Sending workers home to work altogether created plenty of problems for IT. Although plentiful, the challenges were not limited to the ever-shifting logistics in setting up popup branch offices in various remote home environments. Employee skill sets, or lack thereof, also pushed IT resources and workloads to the limit.
The average employee required crash course training and an overwhelming amount of support on everything tech related. Meanwhile, many of the more tech-savvy employees worked diligently to find workarounds to sluggish business processes and the extra guardrails IT put in place. A growth spurt in “Shadow IT,” the cloud services and hardware that are unsanctioned and invisible to IT, was inevitable.
Examples of Shadow IT in the best of times include the following, according to Arctic Wolf:
- Cloud-based collaboration and file-sharing applications, such as Dropbox and Google Drive
- Devices such as laptops and mobile phones
- Third-party apps that use OAuth tokens (using credentials from a corporate app like Office 365)
- Infrastructure-as-a-service (IaaS) and platforms-as-a-service (PaaS), such as a software-development project built on Azure or AWS without IT’s knowledge
But this past year pushed past the former good times. More than a few employees moved Shadow IT home with them and expanded its encroachment on IT’s carefully walled gardens.
According to a recent survey, “a staggering 63.5% of respondents have created at least one account in the past 12 months that their IT department doesn’t know about.” More than half (51.8%) of that 63.5% said they created between two and five accounts without IT’s official blessing. Another 15.8% said they had secretly created more than five accounts. An array of other percentages pointed to employees with hidden accounts that numbered somewhere between these two extremes. But the bottom line is that IT is blind to all of it.
A year after the pandemic-fueled mass worker migration, what does Shadow IT look like now?
Shadow IT on the Home Front
Shadow IT surged in the hands of a home-based work force largely because workers were less restrained from working across devices and apps in their home environment. Put another way, the concept of BYOD (bring your own device) to work soon gave way to BYOW (bring your own work) to your home. Workers were quick to ditch corporate devices and tools and replace them with their faster and feature-rich consumer counterparts.
In terms of IT headaches, Shadow IT is a monster. According to a recent Check Point survey, one of the top three IT security challenges is “employees working from home were using shadow IT solutions – untested software, tools and services (47%).”
While Shadow IT may be out of reach for IT, it is certainly within the grasp of criminals and that creates “shadow risk, the unknown unknowns,” as BMC calls it. There have been a few studies aimed at measuring at least some of this shadow activity in order to better understand the breath of the attack surface it creates.
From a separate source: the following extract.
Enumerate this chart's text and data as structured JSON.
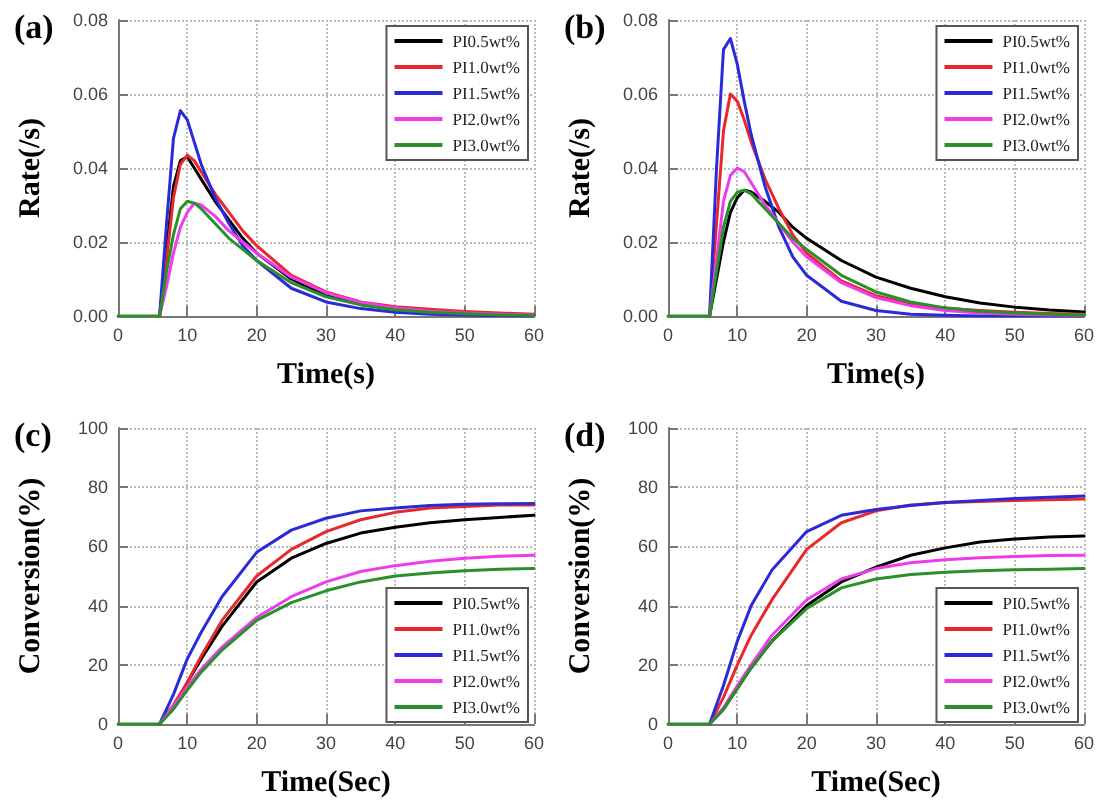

The results are alarming. For example, McAfee found that “Shadow IT cloud usage is at least ten times the size of known cloud usage.”
Shadow Risks and Shadow Gains
Historically speaking, Shadow IT was initially limited to “unapproved Excel macros and boxes of software employees purchased at office supply stores,” according to McAfee. Today it has spread exponentially across most cloud services and consumer devices, not from malice or rebellion, but largely from employees’ desire to work efficiently and effectively.
That means that most of the components in shadow IT were chosen to assist rather than harm the company. Even so, as Arctic Wolf points out: “what makes Shadow IT a high risk to your organization is your lack of visibility and control.”
However, that’s not to say that all of Shadow IT is necessarily dangerous.
“Not all shadow IT is inherently risky. Even apps with weak security may pose no danger as long as employees don’t use them to share sensitive information,” according to Arctic Wolf.
While companies must gain visibility and control over every corner of Shadow IT to ensure security and compliance requirements are met, it’s smart to leverage components with measurable positive impacts on workflows, processes, and profits.
“For example, for a few years a VP paid for a CRM out of her own pocket, bypassing the authorized system suggested by her IT team. When the company was made aware, she faced disciplinary action, despite that, thanks to this CRM, she was able to increase the company’s revenue by $1m per month,” according to a report in TechRadar Pro.
Steps to Bring Shadow IT into the Light
The key to mitigating risk is to gain visibility into Shadow IT so you can evaluate the components and make knowledgeable decisions on what to integrate into IT’s plans, and what to outright ban.
Some of the steps you can take to accomplish this include:
- Raising awareness of the issues with Shadow IT
- Creating a security culture throughout the organization
- Being open to employee suggestions for new or different technologies
- Providing employees with a checklist to help guide them through grey areas
IT can also monitor the network to detect, trace, and map any and all movement of company assets such as data, files, and accounts of all types. A zero-trust security model is also essential to ensure IT knows who and what is trying to access company data and other assets.
To facilitate a quick and more complete assessment of Shadow IT, consider praising employees for their efforts to raise productivity despite the stresses of working from home, rather than punish them for straying from the company’s path. After all, everyone was doing the best they could to get through trial by fire, or pandemic as it were. Now it’s time for everyone to take a breath and get things under better and more organized control.